Bumgarner Gee was the executive editor of the Arts Education Policy Review, a peer-reviewed academic journal, from 1997 to 2010. She also published chapters in scholarly volumes about arts education policy. According to academic Judith Smith Koroscik, one of her scholarly contributions is to not lament "why the public fails to understand and care about the arts, but, as arts educators, to begin with asking and building on what the public does understand and find meaningful about the arts."

Bumgarner Gee published a memoir titled Higher Education: Marijuana at the Mansion in 2012. In it, she recounts her times as the wife of university president Gordon Gee throughout their years at Ohio State, Brown and Vanderbilt universities. She alleges members of Vanderbilt's politically conservative Board of Trust may have retaliated against her by exposing her medical marijuana use to Wall Street Journal reporters to hide their own conflicts of interest and because of her liberal political stances.

==Civic activities==
Bumgarner Gee served on the boards of the Columbus (OH) Humane Society, Trinity Repertory Company (Providence, RI), the Rhode Island State Arts Council and, in Nashville, on the boards of the Frist Center for the Visual Arts and Actors Bridge Ensemble. She served on the Board of Advisors of the Curb Center for Art, Enterprise, and Public Policy at Vanderbilt University. She also served on the board of Through the Flower, founded by artist Judy Chicago.
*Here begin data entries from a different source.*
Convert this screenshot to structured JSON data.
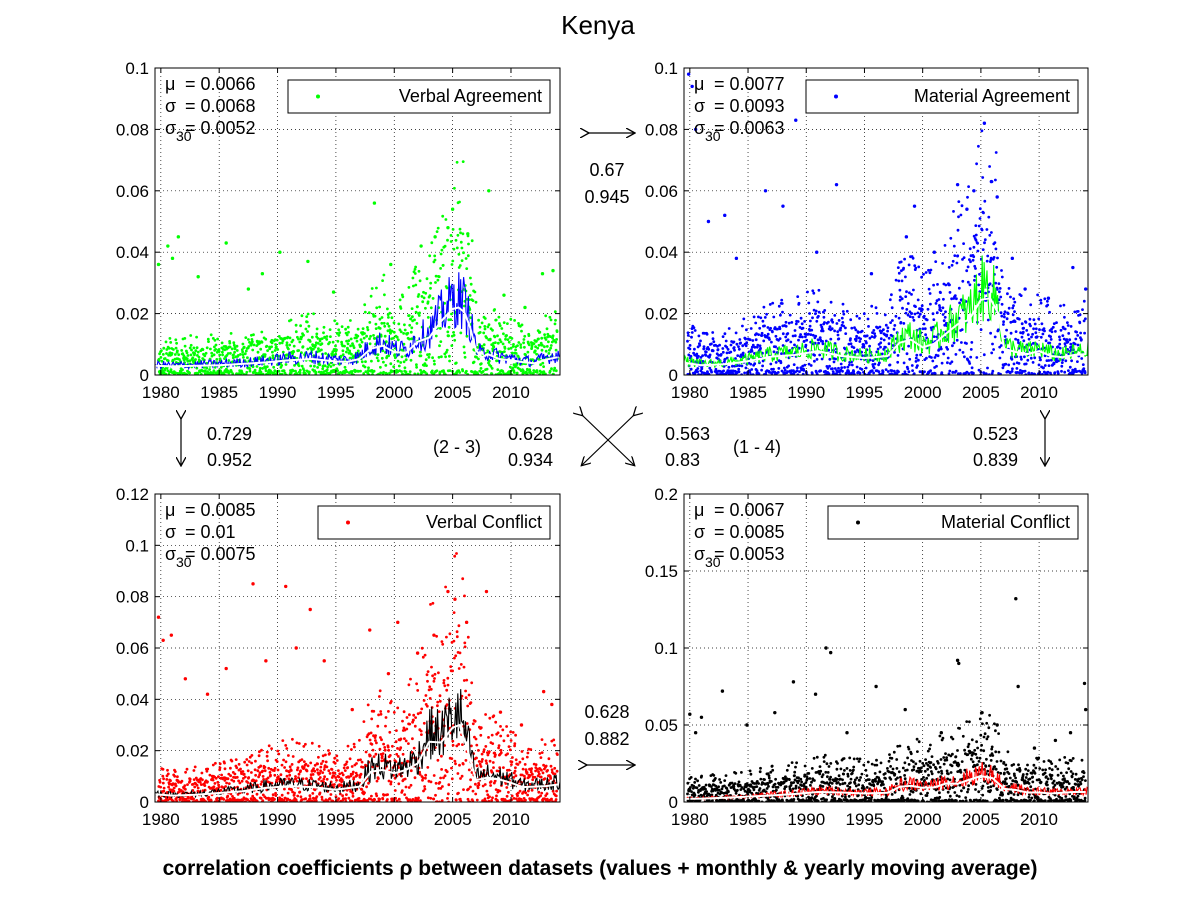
{
  "figure": {
    "title": "Kenya",
    "caption": "correlation coefficients ρ between datasets (values + monthly & yearly moving average)"
  },
  "colors": {
    "verbal_agreement": "#00ff00",
    "material_agreement": "#0000ff",
    "verbal_conflict": "#ff0000",
    "material_conflict": "#000000",
    "moving_avg_monthly_on_green": "#0000ff",
    "moving_avg_monthly_on_blue": "#00ff00",
    "moving_avg_monthly_on_red": "#000000",
    "moving_avg_monthly_on_black": "#ff0000",
    "moving_avg_yearly": "#ffffff"
  },
  "correlations": {
    "va_ma": {
      "rho_values": "0.67",
      "rho_avg": "0.945"
    },
    "va_vc": {
      "rho_values": "0.729",
      "rho_avg": "0.952"
    },
    "ma_mc": {
      "rho_values": "0.523",
      "rho_avg": "0.839"
    },
    "vc_mc": {
      "rho_values": "0.628",
      "rho_avg": "0.882"
    },
    "diag_2_3": {
      "label": "(2 - 3)",
      "rho_values": "0.628",
      "rho_avg": "0.934"
    },
    "diag_1_4": {
      "label": "(1 - 4)",
      "rho_values": "0.563",
      "rho_avg": "0.83"
    }
  },
  "chart_data": [
    {
      "type": "scatter",
      "legend": "Verbal Agreement",
      "legend_position": "top-right",
      "stats": {
        "mu": "0.0066",
        "sigma": "0.0068",
        "sigma30": "0.0052"
      },
      "xlim": [
        1979.5,
        2014.2
      ],
      "ylim": [
        0,
        0.1
      ],
      "xticks": [
        1980,
        1985,
        1990,
        1995,
        2000,
        2005,
        2010
      ],
      "yticks": [
        0,
        0.02,
        0.04,
        0.06,
        0.08,
        0.1
      ],
      "ytick_labels": [
        "0",
        "0.02",
        "0.04",
        "0.06",
        "0.08",
        "0.1"
      ],
      "grid": true,
      "yearly_avg": {
        "x": [
          1979.5,
          1981,
          1983,
          1985,
          1987,
          1989,
          1991,
          1993,
          1995,
          1996,
          1997,
          1998,
          1999,
          2000,
          2001,
          2002,
          2003,
          2004,
          2005,
          2005.5,
          2006,
          2006.5,
          2007,
          2007.5,
          2008,
          2009,
          2010,
          2011,
          2012,
          2013,
          2014
        ],
        "y": [
          0.003,
          0.0028,
          0.003,
          0.0032,
          0.0036,
          0.0041,
          0.0048,
          0.0052,
          0.0044,
          0.0043,
          0.0052,
          0.0086,
          0.0095,
          0.0075,
          0.0072,
          0.0108,
          0.0122,
          0.0175,
          0.0215,
          0.022,
          0.0205,
          0.0155,
          0.008,
          0.0058,
          0.0068,
          0.0052,
          0.0048,
          0.0042,
          0.0038,
          0.005,
          0.0058
        ]
      },
      "series": [
        {
          "kind": "scatter",
          "x": [
            1979.8,
            1980.6,
            1981.5,
            1985.6,
            1988.7,
            1992.6,
            1998.3,
            2002.3,
            2005.0,
            2008.1,
            2012.7,
            2013.6
          ],
          "y": [
            0.036,
            0.042,
            0.045,
            0.043,
            0.033,
            0.037,
            0.056,
            0.042,
            0.054,
            0.06,
            0.033,
            0.034
          ]
        },
        {
          "kind": "scatter",
          "x": [
            1981.0,
            1983.2,
            1987.5,
            1990.2,
            1994.8,
            1999.7,
            2003.5,
            2004.6,
            2006.3,
            2009.4,
            2011.2
          ],
          "y": [
            0.038,
            0.032,
            0.028,
            0.04,
            0.027,
            0.036,
            0.045,
            0.048,
            0.046,
            0.026,
            0.022
          ]
        }
      ]
    },
    {
      "type": "scatter",
      "legend": "Material Agreement",
      "legend_position": "top-right",
      "stats": {
        "mu": "0.0077",
        "sigma": "0.0093",
        "sigma30": "0.0063"
      },
      "xlim": [
        1979.5,
        2014.2
      ],
      "ylim": [
        0,
        0.1
      ],
      "xticks": [
        1980,
        1985,
        1990,
        1995,
        2000,
        2005,
        2010
      ],
      "yticks": [
        0,
        0.02,
        0.04,
        0.06,
        0.08,
        0.1
      ],
      "ytick_labels": [
        "0",
        "0.02",
        "0.04",
        "0.06",
        "0.08",
        "0.1"
      ],
      "grid": true,
      "yearly_avg": {
        "x": [
          1979.5,
          1981,
          1983,
          1985,
          1987,
          1989,
          1991,
          1993,
          1995,
          1997,
          1998,
          1999,
          2000,
          2001,
          2002,
          2003,
          2004,
          2005,
          2005.8,
          2006.5,
          2007,
          2008,
          2009,
          2010,
          2011,
          2012,
          2013,
          2014
        ],
        "y": [
          0.004,
          0.0032,
          0.0035,
          0.0045,
          0.006,
          0.0065,
          0.0078,
          0.0062,
          0.0055,
          0.0062,
          0.0105,
          0.0115,
          0.009,
          0.0102,
          0.0135,
          0.0165,
          0.018,
          0.0245,
          0.025,
          0.02,
          0.0085,
          0.0075,
          0.0068,
          0.0078,
          0.0062,
          0.0058,
          0.0065,
          0.0068
        ]
      },
      "series": [
        {
          "kind": "scatter",
          "x": [
            1979.9,
            1980.2,
            1980.5,
            1983.0,
            1986.5,
            1989.1,
            1992.6,
            1998.6,
            2003.0,
            2005.3,
            2005.9,
            2007.7,
            2012.9,
            2014.0
          ],
          "y": [
            0.098,
            0.094,
            0.08,
            0.052,
            0.06,
            0.083,
            0.062,
            0.045,
            0.062,
            0.082,
            0.063,
            0.038,
            0.035,
            0.028
          ]
        },
        {
          "kind": "scatter",
          "x": [
            1981.6,
            1984.0,
            1988.0,
            1990.9,
            1995.6,
            1999.3,
            2001.0,
            2003.8,
            2004.4,
            2006.4,
            2008.8,
            2010.8
          ],
          "y": [
            0.05,
            0.038,
            0.055,
            0.04,
            0.033,
            0.055,
            0.04,
            0.054,
            0.06,
            0.058,
            0.028,
            0.025
          ]
        }
      ]
    },
    {
      "type": "scatter",
      "legend": "Verbal Conflict",
      "legend_position": "top-right",
      "stats": {
        "mu": "0.0085",
        "sigma": "0.01",
        "sigma30": "0.0075"
      },
      "xlim": [
        1979.5,
        2014.2
      ],
      "ylim": [
        0,
        0.12
      ],
      "xticks": [
        1980,
        1985,
        1990,
        1995,
        2000,
        2005,
        2010
      ],
      "yticks": [
        0,
        0.02,
        0.04,
        0.06,
        0.08,
        0.1,
        0.12
      ],
      "ytick_labels": [
        "0",
        "0.02",
        "0.04",
        "0.06",
        "0.08",
        "0.1",
        "0.12"
      ],
      "grid": true,
      "yearly_avg": {
        "x": [
          1979.5,
          1981,
          1983,
          1985,
          1987,
          1989,
          1991,
          1993,
          1995,
          1997,
          1998,
          1999,
          2000,
          2001,
          2002,
          2003,
          2004,
          2005,
          2005.6,
          2006.3,
          2007,
          2008,
          2009,
          2010,
          2011,
          2012,
          2013,
          2014
        ],
        "y": [
          0.003,
          0.0025,
          0.0028,
          0.0035,
          0.0042,
          0.0055,
          0.0062,
          0.0058,
          0.0048,
          0.006,
          0.0118,
          0.0125,
          0.0112,
          0.0125,
          0.015,
          0.0235,
          0.0232,
          0.029,
          0.03,
          0.02,
          0.0085,
          0.0095,
          0.0088,
          0.0075,
          0.0058,
          0.006,
          0.0062,
          0.0068
        ]
      },
      "series": [
        {
          "kind": "scatter",
          "x": [
            1979.8,
            1980.2,
            1980.9,
            1984.0,
            1987.9,
            1990.7,
            1992.8,
            1997.9,
            2000.3,
            2004.6,
            2005.2,
            2007.9,
            2012.8,
            2013.5
          ],
          "y": [
            0.072,
            0.063,
            0.065,
            0.042,
            0.085,
            0.084,
            0.075,
            0.067,
            0.07,
            0.082,
            0.079,
            0.082,
            0.043,
            0.038
          ]
        },
        {
          "kind": "scatter",
          "x": [
            1982.1,
            1985.6,
            1989.0,
            1991.6,
            1994.0,
            1996.4,
            1999.5,
            2002.0,
            2003.4,
            2006.2,
            2009.1,
            2010.9
          ],
          "y": [
            0.048,
            0.052,
            0.055,
            0.06,
            0.055,
            0.036,
            0.05,
            0.058,
            0.065,
            0.07,
            0.035,
            0.03
          ]
        }
      ]
    },
    {
      "type": "scatter",
      "legend": "Material Conflict",
      "legend_position": "top-right",
      "stats": {
        "mu": "0.0067",
        "sigma": "0.0085",
        "sigma30": "0.0053"
      },
      "xlim": [
        1979.5,
        2014.2
      ],
      "ylim": [
        0,
        0.2
      ],
      "xticks": [
        1980,
        1985,
        1990,
        1995,
        2000,
        2005,
        2010
      ],
      "yticks": [
        0,
        0.05,
        0.1,
        0.15,
        0.2
      ],
      "ytick_labels": [
        "0",
        "0.05",
        "0.1",
        "0.15",
        "0.2"
      ],
      "grid": true,
      "yearly_avg": {
        "x": [
          1979.5,
          1981,
          1983,
          1985,
          1987,
          1989,
          1991,
          1993,
          1995,
          1997,
          1998,
          1999,
          2000,
          2001,
          2002,
          2003,
          2004,
          2005,
          2006,
          2007,
          2008,
          2009,
          2010,
          2011,
          2012,
          2013,
          2014
        ],
        "y": [
          0.002,
          0.0022,
          0.0028,
          0.0035,
          0.0042,
          0.0052,
          0.0065,
          0.0062,
          0.0055,
          0.006,
          0.0098,
          0.0105,
          0.0092,
          0.0095,
          0.012,
          0.0118,
          0.0145,
          0.0168,
          0.0155,
          0.0085,
          0.0078,
          0.0062,
          0.0062,
          0.0055,
          0.006,
          0.0065,
          0.0065
        ]
      },
      "series": [
        {
          "kind": "scatter",
          "x": [
            1980.0,
            1981.0,
            1982.8,
            1988.9,
            1991.7,
            1992.1,
            1996.0,
            2003.0,
            2003.1,
            2008.0,
            2008.2,
            2013.9,
            2014.0
          ],
          "y": [
            0.057,
            0.055,
            0.072,
            0.078,
            0.1,
            0.097,
            0.075,
            0.092,
            0.09,
            0.132,
            0.075,
            0.077,
            0.06
          ]
        },
        {
          "kind": "scatter",
          "x": [
            1980.5,
            1984.9,
            1987.3,
            1990.8,
            1993.5,
            1998.5,
            2001.6,
            2005.1,
            2006.4,
            2009.6,
            2011.4,
            2012.7
          ],
          "y": [
            0.045,
            0.05,
            0.058,
            0.07,
            0.045,
            0.06,
            0.045,
            0.058,
            0.05,
            0.035,
            0.04,
            0.045
          ]
        }
      ]
    }
  ]
}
Bumgarner Gee is an advocate of the medical use of cannabis. In 2012, she explained to the Nashville-based newspaper The Tennessean as well as the television station WKRN-TV about why she supported its legalization for medical reasons. She testified to the Health Committee of the Tennessee House of Representatives in favor of the Safe Access to Medical Cannabis Act in April 2012. The bill, co-sponsored by state representative Jeanne Richardson and state senator Beverly Marrero and heard by state senator Glen Casada, was axed in the Tennessee Senate.

==Personal life==
Bumgarner Gee married Gordon Gee in 1994. In 2006, an article published in The Wall Street Journal revealed that she had smoked cannabis inside Braeburn, the chancellor's residence located at 211 Deer Park in Belle Meade owned by Vanderbilt University, to alleviate the intense nausea and other debilitating symptoms of Ménière's disease. As a result of pressures of public life and political fallout from the Journal article, the couple divorced in 2008. She now resides in Westport, Massachusetts where she is engaged in environmental and animal rights activism.

In 2004, Bumgarner Gee was criticized for lowering the flag to half-mast at Braeburn after George W. Bush was re-elected as president of the United States.

==Selected scholarship==
- Robin Anne Atwood, Robert W. Backoff, Constance Bumgarner Gee. Identifying Characteristics in Excellent Public and Private Nonprofit Arts Organizations: A Comparative Analysis of Three High Performers. Columbus, Ohio: Ohio State University, 1995. 186 pages.
- Bryan Wayne Knicely, Constance Bumgarner Gee. A Strategic Management Assessment of The Palace Theatre and The Palace Cultural Arts Association Marion, Ohio. Columbus, Ohio: Ohio State University, 1996. 206 pages.
- Susan Pauline Genther, Constance Bumgarner Gee. An Investigation of The Impact of The Greater Columbus Arts Council's Artists-In-Schools Program on The Comprehensive Visual Arts Curriculum of Columbus Public Elementary Schools. Columbus, Ohio: Ohio State University, 1996. 364 pages.